The traditional work is purely decorative, but Pule's work - a system of symbolic pictographs - is highly hermetic and personal.

One approach is to see each work as a journey. The paintings are all linear. They travel.

This sense of journeying is more apparent in the more recent works at the Gow Langsford. These represent a departure from Pule's more familiar style in the three big works at the New Gallery, where Pulenoa Triptych centres on a compass rose that spreads like an explosion in the centre panel. This panel is full of images of flow and change in a variety of idioms that talk of new horizons.

The left-hand panel has some monsters, splendid in their vivid bony outline. Attention is paid to the gods of growth, sky and water. Throughout the work the penis, the Cross and a hill like Rangitoto are demonised. In contrast, the right panel contains stylised star maps as a spiritual guide.

As well there are Pule's familiar groups of figures - in line under the sun and a hill with three Crosses - who are lamenting, as if by the waters of Babylon. At the bottom of the work a soul is eaten and spat out again by a monster.

The second work, La: the Sun, uses a unifying green colour, and most of the ranks of images are about being caught and held, weeping.

The third work is a narrative illuminated by drawings which recount the double death of a Niuean god, first killed by the missionaries and later by being put in a museum as a curio and finally being discarded. These works are not howls of protest, but a retelling, building up the images of memory like stills from a film.

In the works at the dealer gallery, the journeys are not from panel to panel but along dream-lines in formal patterns. As the eye journeys along these lines of life and force it is stopped by a variety of episodes which are often very isolated.

One of the drawings that accompanies the show puts the process poetically:

My heart is my road

My eyes two restless travellers

My mouth is the roots of the Kaina

that has a way to penetrate earth.

The Kaina is the house and the home.

One painting is almost completely abstract with regular episodes suggested by red dots that are like some Aboriginal techniques. In another, Clear the Pathway, there is a clear passage between red and black veins and the episodes end with tiny images, each like a question.

Hoko (Arrived) is an intricate weaving of fine lines in a wave pattern with occasional images that end with a flower and the poet as victim.

The paintings are given a special quality by the way the lines and images are smudged and rubbed to soften their focus and symbolise that, despite the preciseness of the drawing, nothing is ever entirely clear and unclouded.

The two shows are an impressive guide to the achievement of an artist who has a special place in our collective culture.

At the Chiaroscuro Gallery, Ian Kingston calls on references to European culture that range from atrocious puns about Poussin through to Courbet, Diaghilev, Degas and James Joyce - all with a dash of Freud.

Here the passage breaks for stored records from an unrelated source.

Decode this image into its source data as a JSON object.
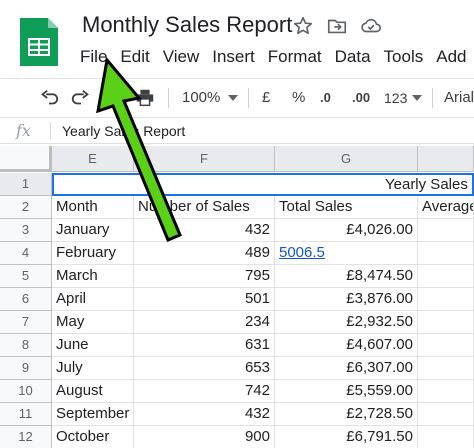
{
  "app": {
    "doc_title": "Monthly Sales Report",
    "menu": [
      "File",
      "Edit",
      "View",
      "Insert",
      "Format",
      "Data",
      "Tools",
      "Add"
    ]
  },
  "toolbar": {
    "zoom": "100%",
    "currency": "£",
    "percent": "%",
    "decimal_decrease": ".0",
    "decimal_increase": ".00",
    "number_format": "123",
    "font": "Arial"
  },
  "formula_bar": {
    "fx_label": "fx",
    "content": "Yearly Sales Report"
  },
  "columns": [
    "E",
    "F",
    "G"
  ],
  "rows": [
    "1",
    "2",
    "3",
    "4",
    "5",
    "6",
    "7",
    "8",
    "9",
    "10",
    "11",
    "12"
  ],
  "sheet": {
    "title_cell": "Yearly Sales R",
    "headers": [
      "Month",
      "Number of Sales",
      "Total Sales",
      "Average"
    ],
    "data": [
      {
        "month": "January",
        "sales": "432",
        "total": "£4,026.00",
        "avg": ""
      },
      {
        "month": "February",
        "sales": "489",
        "total": "5006.5",
        "avg": ""
      },
      {
        "month": "March",
        "sales": "795",
        "total": "£8,474.50",
        "avg": ""
      },
      {
        "month": "April",
        "sales": "501",
        "total": "£3,876.00",
        "avg": ""
      },
      {
        "month": "May",
        "sales": "234",
        "total": "£2,932.50",
        "avg": ""
      },
      {
        "month": "June",
        "sales": "631",
        "total": "£4,607.00",
        "avg": ""
      },
      {
        "month": "July",
        "sales": "653",
        "sales_note": "",
        "total": "£6,307.00",
        "avg": ""
      },
      {
        "month": "August",
        "sales": "742",
        "total": "£5,559.00",
        "avg": ""
      },
      {
        "month": "September",
        "sales": "432",
        "total": "£2,728.50",
        "avg": ""
      },
      {
        "month": "October",
        "sales": "900",
        "total": "£6,791.50",
        "avg": ""
      }
    ]
  },
  "colors": {
    "sheets_green": "#0f9d58",
    "arrow_green": "#5ad117",
    "selection_blue": "#1a73e8",
    "link_blue": "#1155cc"
  },
  "icons": [
    "sheets-logo-icon",
    "star-icon",
    "move-folder-icon",
    "cloud-saved-icon",
    "undo-icon",
    "redo-icon",
    "print-icon",
    "dropdown-arrow-icon",
    "select-all-icon"
  ]
}
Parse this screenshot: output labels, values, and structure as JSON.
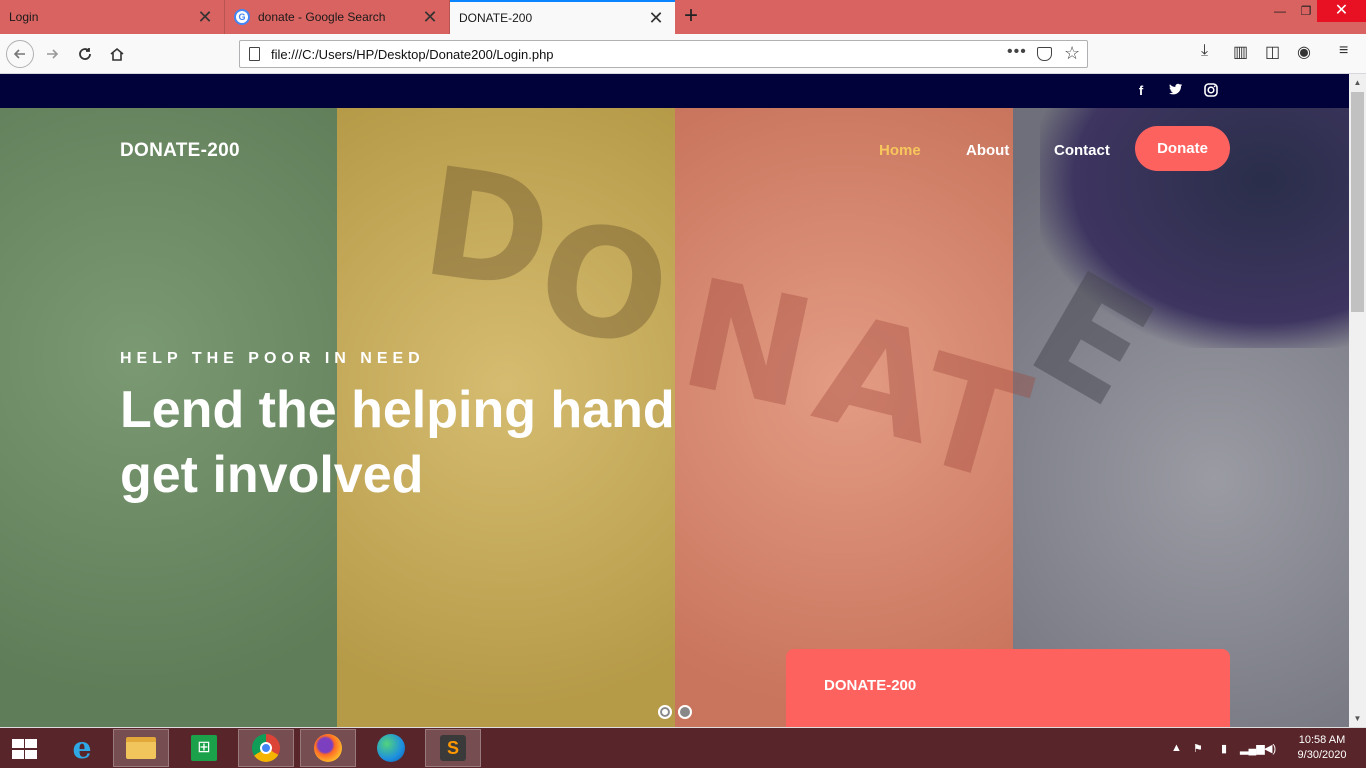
{
  "browser": {
    "tabs": [
      {
        "title": "Login",
        "active": false
      },
      {
        "title": "donate - Google Search",
        "active": false
      },
      {
        "title": "DONATE-200",
        "active": true
      }
    ],
    "url": "file:///C:/Users/HP/Desktop/Donate200/Login.php",
    "accent_color": "#0a84ff",
    "tabstrip_color": "#d96361"
  },
  "site": {
    "social": [
      "facebook-icon",
      "twitter-icon",
      "instagram-icon"
    ],
    "brand": "DONATE-200",
    "menu": [
      {
        "label": "Home",
        "current": true
      },
      {
        "label": "About",
        "current": false
      },
      {
        "label": "Contact",
        "current": false
      }
    ],
    "donate_button": "Donate",
    "hero": {
      "tagline": "HELP THE POOR IN NEED",
      "headline_line1": "Lend the helping hand",
      "headline_line2": "get involved",
      "background_word": "DONATE"
    },
    "card_title": "DONATE-200",
    "slider": {
      "active_index": 0,
      "count": 2
    },
    "colors": {
      "topbar": "#01023a",
      "accent": "#fe625f",
      "menu_current": "#f7c75c"
    }
  },
  "taskbar": {
    "apps": [
      "internet-explorer-icon",
      "file-explorer-icon",
      "store-icon",
      "chrome-icon",
      "firefox-icon",
      "edge-icon",
      "sublime-text-icon"
    ],
    "clock_time": "10:58 AM",
    "clock_date": "9/30/2020"
  }
}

This burden adds connotations to his scenes but also tends to lead him away from his usual firm handling of paint into fussy details that work only on first viewing and do not have a life of their own afterwards.

But these are lively works, often hitting the mark with situations and characterisations that will strike a sympathetic chord with many viewers.

The exhibition is shared with Jacqui Colley, who paints women striving to know the contents of enigmatic boxes set by the sounding sea. The effect is grey and disturbing.